Children are one of the most at risk users to become addicted to prescription opioids, says Smith.
"A lot of people think 'hey, my kid's a good kid, they would never do that' but they might have that friend or that other contact that says 'You got oxycodon? You should try this, or I'll buy this from you,' and it puts the kid in a bad situation," Smith said.
Smith said that for parents of children prescribed pain medication, it's important to closely monitor how the child is taking the drug.
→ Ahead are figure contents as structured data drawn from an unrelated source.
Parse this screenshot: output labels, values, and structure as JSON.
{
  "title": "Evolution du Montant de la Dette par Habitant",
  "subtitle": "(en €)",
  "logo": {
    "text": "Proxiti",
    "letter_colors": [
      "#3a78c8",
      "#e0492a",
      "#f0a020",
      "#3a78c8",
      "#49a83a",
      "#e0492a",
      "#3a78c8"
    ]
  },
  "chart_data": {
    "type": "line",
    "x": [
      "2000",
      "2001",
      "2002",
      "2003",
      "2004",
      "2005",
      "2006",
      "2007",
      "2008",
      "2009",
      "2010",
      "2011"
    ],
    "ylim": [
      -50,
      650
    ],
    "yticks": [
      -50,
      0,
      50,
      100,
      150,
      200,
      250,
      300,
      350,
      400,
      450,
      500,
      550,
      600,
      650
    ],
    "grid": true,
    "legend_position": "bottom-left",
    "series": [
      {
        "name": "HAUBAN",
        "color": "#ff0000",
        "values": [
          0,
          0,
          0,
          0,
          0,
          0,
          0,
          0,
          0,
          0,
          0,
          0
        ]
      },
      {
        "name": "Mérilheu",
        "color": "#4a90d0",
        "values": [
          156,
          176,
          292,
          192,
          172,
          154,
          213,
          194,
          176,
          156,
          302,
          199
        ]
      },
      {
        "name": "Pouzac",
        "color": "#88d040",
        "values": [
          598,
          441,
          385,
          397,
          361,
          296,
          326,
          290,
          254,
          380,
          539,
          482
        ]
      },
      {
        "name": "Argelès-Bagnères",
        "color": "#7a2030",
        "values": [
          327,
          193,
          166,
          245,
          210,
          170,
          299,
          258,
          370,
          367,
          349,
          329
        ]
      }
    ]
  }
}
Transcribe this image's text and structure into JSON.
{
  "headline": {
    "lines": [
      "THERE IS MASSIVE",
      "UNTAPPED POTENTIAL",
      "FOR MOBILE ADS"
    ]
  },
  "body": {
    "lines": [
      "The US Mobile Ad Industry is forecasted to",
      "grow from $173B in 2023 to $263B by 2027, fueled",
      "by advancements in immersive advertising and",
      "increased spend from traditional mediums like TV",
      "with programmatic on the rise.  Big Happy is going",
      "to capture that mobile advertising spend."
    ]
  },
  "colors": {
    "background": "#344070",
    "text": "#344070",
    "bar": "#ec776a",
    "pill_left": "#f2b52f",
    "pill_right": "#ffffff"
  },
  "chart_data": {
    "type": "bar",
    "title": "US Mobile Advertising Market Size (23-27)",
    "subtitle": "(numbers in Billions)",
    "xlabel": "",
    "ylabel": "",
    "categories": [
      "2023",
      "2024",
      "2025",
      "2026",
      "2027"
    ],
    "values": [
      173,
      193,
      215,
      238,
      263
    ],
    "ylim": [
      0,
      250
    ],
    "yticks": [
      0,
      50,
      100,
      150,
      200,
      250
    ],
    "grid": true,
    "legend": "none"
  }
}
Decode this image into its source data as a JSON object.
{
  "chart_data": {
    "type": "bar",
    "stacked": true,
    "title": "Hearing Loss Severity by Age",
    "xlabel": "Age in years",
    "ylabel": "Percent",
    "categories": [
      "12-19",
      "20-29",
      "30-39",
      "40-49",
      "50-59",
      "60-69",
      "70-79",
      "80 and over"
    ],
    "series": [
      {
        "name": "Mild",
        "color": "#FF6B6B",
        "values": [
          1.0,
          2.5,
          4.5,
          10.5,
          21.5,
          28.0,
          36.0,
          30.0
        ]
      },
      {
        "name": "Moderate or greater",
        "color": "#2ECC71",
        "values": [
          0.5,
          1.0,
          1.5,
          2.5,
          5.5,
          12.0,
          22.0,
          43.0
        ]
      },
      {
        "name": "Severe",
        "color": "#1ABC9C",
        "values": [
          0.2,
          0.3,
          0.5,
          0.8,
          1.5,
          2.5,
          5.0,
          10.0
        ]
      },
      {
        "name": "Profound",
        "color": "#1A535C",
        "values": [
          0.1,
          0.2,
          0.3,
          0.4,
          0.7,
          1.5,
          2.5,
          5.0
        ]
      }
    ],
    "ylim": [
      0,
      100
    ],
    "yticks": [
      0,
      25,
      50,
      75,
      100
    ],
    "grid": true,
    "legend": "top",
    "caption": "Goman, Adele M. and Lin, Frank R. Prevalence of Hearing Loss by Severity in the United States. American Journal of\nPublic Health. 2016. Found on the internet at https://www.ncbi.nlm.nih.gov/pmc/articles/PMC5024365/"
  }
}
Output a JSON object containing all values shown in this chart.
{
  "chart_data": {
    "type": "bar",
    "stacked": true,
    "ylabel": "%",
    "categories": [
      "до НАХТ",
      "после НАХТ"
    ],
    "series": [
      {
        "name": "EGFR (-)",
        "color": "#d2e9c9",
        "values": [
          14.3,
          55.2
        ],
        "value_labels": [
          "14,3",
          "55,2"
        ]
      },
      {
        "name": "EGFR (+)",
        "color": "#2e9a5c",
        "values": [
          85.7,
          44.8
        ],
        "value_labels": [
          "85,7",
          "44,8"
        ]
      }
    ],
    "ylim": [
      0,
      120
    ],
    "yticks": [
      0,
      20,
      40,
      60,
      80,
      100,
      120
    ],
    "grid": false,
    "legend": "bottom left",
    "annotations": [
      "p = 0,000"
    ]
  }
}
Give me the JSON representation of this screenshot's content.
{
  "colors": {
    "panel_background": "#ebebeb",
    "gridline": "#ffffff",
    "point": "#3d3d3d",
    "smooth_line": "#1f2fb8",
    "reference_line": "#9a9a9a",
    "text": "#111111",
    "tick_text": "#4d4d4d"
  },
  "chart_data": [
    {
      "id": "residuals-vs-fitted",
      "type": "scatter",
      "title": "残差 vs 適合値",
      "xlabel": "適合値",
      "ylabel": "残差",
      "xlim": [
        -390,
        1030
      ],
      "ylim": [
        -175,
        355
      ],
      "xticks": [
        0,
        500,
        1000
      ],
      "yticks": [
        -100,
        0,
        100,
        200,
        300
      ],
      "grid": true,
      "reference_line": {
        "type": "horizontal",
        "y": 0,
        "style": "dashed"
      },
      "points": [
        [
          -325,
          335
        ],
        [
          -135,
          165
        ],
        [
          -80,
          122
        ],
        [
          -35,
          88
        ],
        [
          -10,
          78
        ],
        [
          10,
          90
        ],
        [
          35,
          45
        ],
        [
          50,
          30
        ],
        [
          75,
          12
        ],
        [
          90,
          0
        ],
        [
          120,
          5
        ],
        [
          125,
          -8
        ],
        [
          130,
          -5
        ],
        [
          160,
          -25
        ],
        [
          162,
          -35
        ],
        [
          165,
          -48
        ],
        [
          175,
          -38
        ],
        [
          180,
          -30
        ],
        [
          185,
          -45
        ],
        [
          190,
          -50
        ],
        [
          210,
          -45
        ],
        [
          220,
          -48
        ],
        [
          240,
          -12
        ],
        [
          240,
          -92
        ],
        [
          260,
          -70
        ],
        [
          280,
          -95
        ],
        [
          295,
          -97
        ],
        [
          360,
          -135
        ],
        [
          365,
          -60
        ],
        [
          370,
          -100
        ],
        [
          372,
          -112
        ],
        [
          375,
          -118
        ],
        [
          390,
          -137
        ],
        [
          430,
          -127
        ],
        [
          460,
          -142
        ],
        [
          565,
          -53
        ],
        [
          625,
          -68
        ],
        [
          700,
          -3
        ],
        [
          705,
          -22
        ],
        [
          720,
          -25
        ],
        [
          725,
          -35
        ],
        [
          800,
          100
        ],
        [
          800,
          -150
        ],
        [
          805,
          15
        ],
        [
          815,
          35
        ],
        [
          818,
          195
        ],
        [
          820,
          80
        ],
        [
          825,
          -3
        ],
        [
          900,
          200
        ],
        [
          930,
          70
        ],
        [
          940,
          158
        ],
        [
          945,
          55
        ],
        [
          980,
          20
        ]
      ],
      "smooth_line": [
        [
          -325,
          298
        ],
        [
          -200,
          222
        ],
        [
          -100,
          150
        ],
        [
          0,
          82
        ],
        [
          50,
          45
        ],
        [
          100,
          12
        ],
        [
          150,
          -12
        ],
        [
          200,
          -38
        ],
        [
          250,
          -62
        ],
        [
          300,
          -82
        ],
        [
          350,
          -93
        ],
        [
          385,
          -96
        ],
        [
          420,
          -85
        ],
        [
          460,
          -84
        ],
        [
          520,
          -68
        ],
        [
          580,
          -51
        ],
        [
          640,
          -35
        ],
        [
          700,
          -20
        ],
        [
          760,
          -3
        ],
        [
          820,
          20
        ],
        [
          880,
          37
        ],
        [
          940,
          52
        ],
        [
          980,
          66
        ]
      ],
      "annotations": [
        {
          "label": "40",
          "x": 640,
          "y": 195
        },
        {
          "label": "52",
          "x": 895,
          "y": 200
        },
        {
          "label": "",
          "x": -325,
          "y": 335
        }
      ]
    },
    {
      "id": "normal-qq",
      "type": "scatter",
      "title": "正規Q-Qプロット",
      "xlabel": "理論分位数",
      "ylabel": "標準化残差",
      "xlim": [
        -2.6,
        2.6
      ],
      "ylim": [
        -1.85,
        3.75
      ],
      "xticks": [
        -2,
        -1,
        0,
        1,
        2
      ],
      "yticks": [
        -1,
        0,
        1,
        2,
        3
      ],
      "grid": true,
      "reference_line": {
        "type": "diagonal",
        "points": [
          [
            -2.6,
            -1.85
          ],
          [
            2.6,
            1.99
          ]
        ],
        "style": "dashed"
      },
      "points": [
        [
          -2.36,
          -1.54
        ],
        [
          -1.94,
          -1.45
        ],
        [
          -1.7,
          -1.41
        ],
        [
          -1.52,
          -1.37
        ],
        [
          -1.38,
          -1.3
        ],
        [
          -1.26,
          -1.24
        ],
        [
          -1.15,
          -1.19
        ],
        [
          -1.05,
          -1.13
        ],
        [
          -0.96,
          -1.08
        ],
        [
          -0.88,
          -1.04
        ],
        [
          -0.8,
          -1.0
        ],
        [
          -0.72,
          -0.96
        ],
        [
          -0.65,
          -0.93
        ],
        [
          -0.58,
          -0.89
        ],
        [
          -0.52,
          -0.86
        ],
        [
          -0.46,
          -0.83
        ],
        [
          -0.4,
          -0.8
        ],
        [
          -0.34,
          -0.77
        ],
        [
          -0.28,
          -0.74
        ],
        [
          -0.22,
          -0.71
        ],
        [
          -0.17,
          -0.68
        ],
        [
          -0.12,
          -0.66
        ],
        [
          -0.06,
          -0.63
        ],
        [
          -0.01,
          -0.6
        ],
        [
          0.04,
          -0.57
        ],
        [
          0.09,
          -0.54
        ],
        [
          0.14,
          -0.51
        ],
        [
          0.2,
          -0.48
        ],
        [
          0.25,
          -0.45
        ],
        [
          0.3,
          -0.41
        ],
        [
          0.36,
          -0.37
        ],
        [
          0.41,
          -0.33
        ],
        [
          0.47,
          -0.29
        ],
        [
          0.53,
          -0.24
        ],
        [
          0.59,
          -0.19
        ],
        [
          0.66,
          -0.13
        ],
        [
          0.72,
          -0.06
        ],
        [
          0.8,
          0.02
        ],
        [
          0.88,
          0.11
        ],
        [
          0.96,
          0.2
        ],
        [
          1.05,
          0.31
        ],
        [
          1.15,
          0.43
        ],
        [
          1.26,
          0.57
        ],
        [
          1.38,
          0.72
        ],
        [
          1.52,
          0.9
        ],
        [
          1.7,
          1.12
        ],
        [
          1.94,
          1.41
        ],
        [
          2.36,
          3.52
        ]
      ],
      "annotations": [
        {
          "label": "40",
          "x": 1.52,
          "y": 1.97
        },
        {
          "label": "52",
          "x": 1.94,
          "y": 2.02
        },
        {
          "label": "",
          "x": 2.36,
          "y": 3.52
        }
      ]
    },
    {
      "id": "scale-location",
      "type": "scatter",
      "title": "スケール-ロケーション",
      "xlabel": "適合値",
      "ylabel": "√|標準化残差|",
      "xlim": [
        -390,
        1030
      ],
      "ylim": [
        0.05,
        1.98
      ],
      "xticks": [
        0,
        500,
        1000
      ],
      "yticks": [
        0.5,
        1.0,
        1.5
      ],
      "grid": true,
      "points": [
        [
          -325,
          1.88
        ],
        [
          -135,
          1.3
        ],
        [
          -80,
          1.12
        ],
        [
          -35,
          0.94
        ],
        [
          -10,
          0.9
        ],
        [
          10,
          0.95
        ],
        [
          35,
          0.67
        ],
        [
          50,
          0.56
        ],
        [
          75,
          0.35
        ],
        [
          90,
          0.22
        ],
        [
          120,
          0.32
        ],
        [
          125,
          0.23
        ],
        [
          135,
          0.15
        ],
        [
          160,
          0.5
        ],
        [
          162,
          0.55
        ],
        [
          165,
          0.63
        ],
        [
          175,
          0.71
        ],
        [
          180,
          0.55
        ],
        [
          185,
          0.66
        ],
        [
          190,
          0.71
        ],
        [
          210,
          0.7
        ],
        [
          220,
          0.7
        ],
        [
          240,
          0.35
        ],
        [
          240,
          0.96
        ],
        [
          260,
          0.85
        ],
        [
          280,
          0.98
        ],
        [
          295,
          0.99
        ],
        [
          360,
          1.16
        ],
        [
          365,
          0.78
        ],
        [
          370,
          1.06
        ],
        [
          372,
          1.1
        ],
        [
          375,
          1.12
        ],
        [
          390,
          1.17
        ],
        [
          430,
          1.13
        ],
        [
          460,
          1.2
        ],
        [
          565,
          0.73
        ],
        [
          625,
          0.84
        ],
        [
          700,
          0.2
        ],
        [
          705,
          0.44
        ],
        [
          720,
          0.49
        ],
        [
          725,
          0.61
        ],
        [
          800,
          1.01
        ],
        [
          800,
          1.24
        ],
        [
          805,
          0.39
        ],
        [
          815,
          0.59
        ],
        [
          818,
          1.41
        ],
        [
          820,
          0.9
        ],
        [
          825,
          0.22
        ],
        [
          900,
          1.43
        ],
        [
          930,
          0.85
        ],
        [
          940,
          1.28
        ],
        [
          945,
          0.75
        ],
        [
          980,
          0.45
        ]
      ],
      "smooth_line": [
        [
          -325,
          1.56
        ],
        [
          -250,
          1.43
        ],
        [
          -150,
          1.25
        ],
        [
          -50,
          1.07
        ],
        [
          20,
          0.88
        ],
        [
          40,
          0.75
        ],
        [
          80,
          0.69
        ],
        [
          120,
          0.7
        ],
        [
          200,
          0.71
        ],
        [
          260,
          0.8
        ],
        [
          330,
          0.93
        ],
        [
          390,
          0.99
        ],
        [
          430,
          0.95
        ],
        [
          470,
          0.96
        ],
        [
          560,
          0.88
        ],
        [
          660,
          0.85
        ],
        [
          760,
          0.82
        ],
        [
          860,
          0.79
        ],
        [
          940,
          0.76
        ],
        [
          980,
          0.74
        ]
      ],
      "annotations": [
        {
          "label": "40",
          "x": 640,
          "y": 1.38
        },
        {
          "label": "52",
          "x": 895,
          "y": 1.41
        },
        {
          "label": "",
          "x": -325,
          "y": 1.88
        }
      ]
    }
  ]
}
"Closely monitor the supply of prescription medication, but also lock it up. Some kids do get curious and might take it, or might take it to a party. It's a dangerous medication. It's habit forming."
Both Buffaloe and Smith say that anti-inflammatory medications like Tylenol and Aleve can work better than prescription pain medication in most cases.
"There are a lot of ways to manage pain that don't involve taking an opioid," Buffaloe said.
"Anti-inflammatory drugs essentially decrease the inflammation associated with the acute injury, which is usually what is the source of the pain for the patient. It targets the source of the pain. Opioids alter the brain's perception of how it sees pain, so it's not really treating it, said Smith.
If prescribed pain medication, Buffaloe said that best practices are to only take the recommended dose, stop taking the medication when the pain stops, and to dispose of the medication entirely when you no longer feel pain.